O presidente do Banco Central, Gabriel Galípolo, afirmou que 2025 foi um ano de reforço da atuação da autoridade monetária na defesa da estabilidade monetária e financeira. A declaração foi feita durante painel da Associação Brasileira de Bancos (ABBC), em São Paulo, nesta segunda-feira (9/2).

Segundo Galípolo, a estabilidade segue como o eixo central da atuação da autoridade monetária e a transparência é um dos pontos que vêm sendo reforçados na condução das políticas. Ele apontou que o BC enfrentou desafios relevantes ao longo do ano e passou a organizar sua agenda futura com foco nesses dois pilares. 

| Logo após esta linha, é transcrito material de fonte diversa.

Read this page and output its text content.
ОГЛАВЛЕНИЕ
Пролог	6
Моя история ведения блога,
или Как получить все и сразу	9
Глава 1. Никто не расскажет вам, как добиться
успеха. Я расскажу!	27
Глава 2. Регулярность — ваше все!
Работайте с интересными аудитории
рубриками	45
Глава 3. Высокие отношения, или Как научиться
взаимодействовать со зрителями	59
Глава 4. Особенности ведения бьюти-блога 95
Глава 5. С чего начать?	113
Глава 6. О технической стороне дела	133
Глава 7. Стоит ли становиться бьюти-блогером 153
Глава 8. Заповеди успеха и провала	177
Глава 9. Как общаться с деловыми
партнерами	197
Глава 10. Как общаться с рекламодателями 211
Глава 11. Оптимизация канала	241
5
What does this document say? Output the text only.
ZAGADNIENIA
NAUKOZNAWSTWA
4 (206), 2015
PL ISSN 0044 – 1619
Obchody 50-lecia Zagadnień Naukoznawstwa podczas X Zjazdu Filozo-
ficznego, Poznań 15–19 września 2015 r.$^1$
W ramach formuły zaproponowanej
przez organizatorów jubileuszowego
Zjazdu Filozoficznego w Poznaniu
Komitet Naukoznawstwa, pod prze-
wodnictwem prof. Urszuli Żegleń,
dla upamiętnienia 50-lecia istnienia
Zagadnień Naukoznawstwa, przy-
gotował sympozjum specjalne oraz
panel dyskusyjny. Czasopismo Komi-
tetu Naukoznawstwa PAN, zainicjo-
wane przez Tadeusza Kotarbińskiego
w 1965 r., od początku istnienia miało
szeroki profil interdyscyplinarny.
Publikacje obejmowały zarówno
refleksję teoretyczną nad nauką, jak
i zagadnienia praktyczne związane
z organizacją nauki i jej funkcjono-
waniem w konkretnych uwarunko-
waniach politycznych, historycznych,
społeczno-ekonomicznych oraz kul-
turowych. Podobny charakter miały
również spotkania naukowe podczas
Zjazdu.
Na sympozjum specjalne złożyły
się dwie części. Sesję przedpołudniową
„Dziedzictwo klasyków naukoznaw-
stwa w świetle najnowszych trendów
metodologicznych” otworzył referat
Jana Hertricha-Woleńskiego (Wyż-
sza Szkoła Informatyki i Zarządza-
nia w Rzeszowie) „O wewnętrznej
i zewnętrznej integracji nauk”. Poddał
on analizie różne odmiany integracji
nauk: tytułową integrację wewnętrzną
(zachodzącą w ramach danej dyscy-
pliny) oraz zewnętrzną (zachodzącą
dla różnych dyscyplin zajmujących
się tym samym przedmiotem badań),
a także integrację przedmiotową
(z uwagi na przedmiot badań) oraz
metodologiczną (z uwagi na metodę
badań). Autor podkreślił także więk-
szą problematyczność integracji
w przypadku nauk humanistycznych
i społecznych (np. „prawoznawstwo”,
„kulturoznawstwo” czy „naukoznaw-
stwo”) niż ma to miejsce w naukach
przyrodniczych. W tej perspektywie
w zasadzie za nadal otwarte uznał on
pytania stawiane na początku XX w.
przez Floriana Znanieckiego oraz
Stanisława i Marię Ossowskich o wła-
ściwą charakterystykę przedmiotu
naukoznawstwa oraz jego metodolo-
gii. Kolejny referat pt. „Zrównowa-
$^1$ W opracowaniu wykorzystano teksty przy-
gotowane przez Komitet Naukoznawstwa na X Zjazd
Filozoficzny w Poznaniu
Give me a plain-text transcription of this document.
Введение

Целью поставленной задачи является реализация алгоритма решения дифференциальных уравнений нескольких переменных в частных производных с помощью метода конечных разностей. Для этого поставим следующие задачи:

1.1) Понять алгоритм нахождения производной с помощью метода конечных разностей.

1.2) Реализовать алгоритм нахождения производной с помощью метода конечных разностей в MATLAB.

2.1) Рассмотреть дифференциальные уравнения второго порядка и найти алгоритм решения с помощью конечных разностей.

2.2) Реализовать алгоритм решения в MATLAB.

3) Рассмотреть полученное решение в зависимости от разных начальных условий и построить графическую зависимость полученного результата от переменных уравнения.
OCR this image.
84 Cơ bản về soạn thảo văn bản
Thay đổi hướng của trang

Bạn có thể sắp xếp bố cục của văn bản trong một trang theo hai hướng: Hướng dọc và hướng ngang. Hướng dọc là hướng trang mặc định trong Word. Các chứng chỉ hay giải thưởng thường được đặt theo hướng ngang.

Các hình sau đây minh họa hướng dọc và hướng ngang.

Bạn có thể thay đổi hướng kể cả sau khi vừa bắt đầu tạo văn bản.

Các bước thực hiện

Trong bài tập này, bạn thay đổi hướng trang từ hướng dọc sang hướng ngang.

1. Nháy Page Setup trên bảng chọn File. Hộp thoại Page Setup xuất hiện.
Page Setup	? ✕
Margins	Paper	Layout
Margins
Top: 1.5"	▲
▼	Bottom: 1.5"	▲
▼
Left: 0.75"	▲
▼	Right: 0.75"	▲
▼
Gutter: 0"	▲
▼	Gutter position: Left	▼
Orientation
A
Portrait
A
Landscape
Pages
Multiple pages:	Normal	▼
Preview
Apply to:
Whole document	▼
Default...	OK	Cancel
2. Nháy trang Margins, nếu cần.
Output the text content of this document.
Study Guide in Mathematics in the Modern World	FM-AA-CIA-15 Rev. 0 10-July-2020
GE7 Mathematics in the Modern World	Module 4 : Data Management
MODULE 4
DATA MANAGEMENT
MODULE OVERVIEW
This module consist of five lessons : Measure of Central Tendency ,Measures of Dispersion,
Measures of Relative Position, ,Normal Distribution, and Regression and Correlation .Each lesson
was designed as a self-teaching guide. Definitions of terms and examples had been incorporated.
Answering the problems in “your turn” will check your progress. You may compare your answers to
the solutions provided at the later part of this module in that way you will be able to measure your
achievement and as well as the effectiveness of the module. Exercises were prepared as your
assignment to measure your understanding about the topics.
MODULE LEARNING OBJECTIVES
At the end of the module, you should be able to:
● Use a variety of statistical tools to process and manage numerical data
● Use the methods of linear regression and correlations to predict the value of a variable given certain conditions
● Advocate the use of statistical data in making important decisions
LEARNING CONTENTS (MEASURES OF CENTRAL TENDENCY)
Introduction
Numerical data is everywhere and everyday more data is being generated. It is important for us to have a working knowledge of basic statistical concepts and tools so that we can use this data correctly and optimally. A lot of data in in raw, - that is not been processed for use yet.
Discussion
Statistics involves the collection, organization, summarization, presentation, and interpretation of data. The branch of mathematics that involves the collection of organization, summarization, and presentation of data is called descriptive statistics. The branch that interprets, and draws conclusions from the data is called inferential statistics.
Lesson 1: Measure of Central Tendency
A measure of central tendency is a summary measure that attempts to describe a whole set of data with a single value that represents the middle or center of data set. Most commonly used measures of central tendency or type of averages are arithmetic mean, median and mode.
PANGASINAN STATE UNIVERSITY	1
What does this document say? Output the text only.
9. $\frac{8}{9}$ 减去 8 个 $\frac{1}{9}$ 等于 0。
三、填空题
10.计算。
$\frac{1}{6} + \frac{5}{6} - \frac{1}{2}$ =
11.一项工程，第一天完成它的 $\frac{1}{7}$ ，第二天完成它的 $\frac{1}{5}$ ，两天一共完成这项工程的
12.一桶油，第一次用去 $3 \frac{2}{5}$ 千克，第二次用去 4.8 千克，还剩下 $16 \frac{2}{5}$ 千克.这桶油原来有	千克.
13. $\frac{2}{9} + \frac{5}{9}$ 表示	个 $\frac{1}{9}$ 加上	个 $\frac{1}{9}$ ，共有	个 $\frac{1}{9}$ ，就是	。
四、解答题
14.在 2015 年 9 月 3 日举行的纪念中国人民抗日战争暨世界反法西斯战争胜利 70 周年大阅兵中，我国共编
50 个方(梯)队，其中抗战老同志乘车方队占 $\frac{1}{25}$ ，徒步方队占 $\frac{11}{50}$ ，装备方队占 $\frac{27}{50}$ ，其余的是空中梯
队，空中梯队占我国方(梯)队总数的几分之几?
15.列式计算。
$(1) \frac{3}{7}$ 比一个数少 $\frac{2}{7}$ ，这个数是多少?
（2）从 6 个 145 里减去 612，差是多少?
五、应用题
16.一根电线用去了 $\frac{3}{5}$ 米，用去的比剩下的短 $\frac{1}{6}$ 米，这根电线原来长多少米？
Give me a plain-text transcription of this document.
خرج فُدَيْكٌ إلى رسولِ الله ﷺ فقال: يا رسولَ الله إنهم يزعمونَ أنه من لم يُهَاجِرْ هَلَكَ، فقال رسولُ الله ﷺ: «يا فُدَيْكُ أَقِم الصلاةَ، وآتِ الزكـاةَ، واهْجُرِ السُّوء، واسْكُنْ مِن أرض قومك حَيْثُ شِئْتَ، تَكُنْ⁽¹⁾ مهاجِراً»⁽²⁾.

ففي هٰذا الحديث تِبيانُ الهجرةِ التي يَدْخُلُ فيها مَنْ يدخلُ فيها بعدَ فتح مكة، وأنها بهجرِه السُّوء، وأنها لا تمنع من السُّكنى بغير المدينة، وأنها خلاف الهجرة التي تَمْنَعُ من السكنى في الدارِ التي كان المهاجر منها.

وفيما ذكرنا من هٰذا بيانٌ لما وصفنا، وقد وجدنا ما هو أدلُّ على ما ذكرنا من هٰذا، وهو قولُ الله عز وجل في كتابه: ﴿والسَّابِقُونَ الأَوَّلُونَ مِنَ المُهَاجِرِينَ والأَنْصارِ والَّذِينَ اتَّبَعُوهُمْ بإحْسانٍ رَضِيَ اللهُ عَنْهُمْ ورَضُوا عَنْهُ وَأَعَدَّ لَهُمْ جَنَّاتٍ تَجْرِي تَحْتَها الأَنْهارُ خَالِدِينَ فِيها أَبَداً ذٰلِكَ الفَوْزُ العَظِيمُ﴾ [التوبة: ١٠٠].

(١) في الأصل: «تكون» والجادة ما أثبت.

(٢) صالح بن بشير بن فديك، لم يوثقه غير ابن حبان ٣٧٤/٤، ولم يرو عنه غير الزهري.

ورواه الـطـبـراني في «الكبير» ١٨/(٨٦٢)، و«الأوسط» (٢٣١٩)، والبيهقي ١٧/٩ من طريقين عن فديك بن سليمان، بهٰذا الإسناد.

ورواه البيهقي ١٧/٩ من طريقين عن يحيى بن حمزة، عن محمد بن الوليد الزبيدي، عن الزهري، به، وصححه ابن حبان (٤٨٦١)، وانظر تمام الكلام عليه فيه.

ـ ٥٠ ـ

Ao tratar da política monetária, Galípolo afirmou que o atual ciclo entrou em uma fase de “calibragem”. De acordo com ele, “existe, sim, a necessidade de fazer um reconhecimento de uma melhora que ocorreu entre o período onde a gente conclui a elevação da taxa de juros e tinha aquele cenário que a gente descreveu”. Portanto, continuou, “existe, sim, uma melhora tanto do ponto das expectativas quanto da inflação corrente, ou seja, o ambiente inflacionário, inflação corrente, a expectativa está numa situação melhor do que a gente tinha naquele momento (quando os juros foram elevados)”.

O presidente do BC também apontou características estruturais da economia brasileira que influenciam a transmissão da política monetária. Entre elas, citou o modelo de financiamento imobiliário e o elevado percentual da dívida pública indexada à taxa Selic e à inflação, o que altera os efeitos tradicionais do aumento dos juros sobre renda e riqueza.

No cenário internacional, Galípolo apontou que o debate regulatório após a crise de 2008 levou ao crescimento dos intermediários financeiros não bancários (NBFIs). “O Brasil sempre chama atenção do resto do mundo pelo fato de que, entre os emergentes, é o segundo país com maior participação dos NBFIs no mercado. Porém, do ponto de vista sistêmico, das preocupações de crise que os outros países possuem, é diferente no Brasil, porque a maior parte dessas NBFIs tem no seu patrimônio títulos públicos”, disse.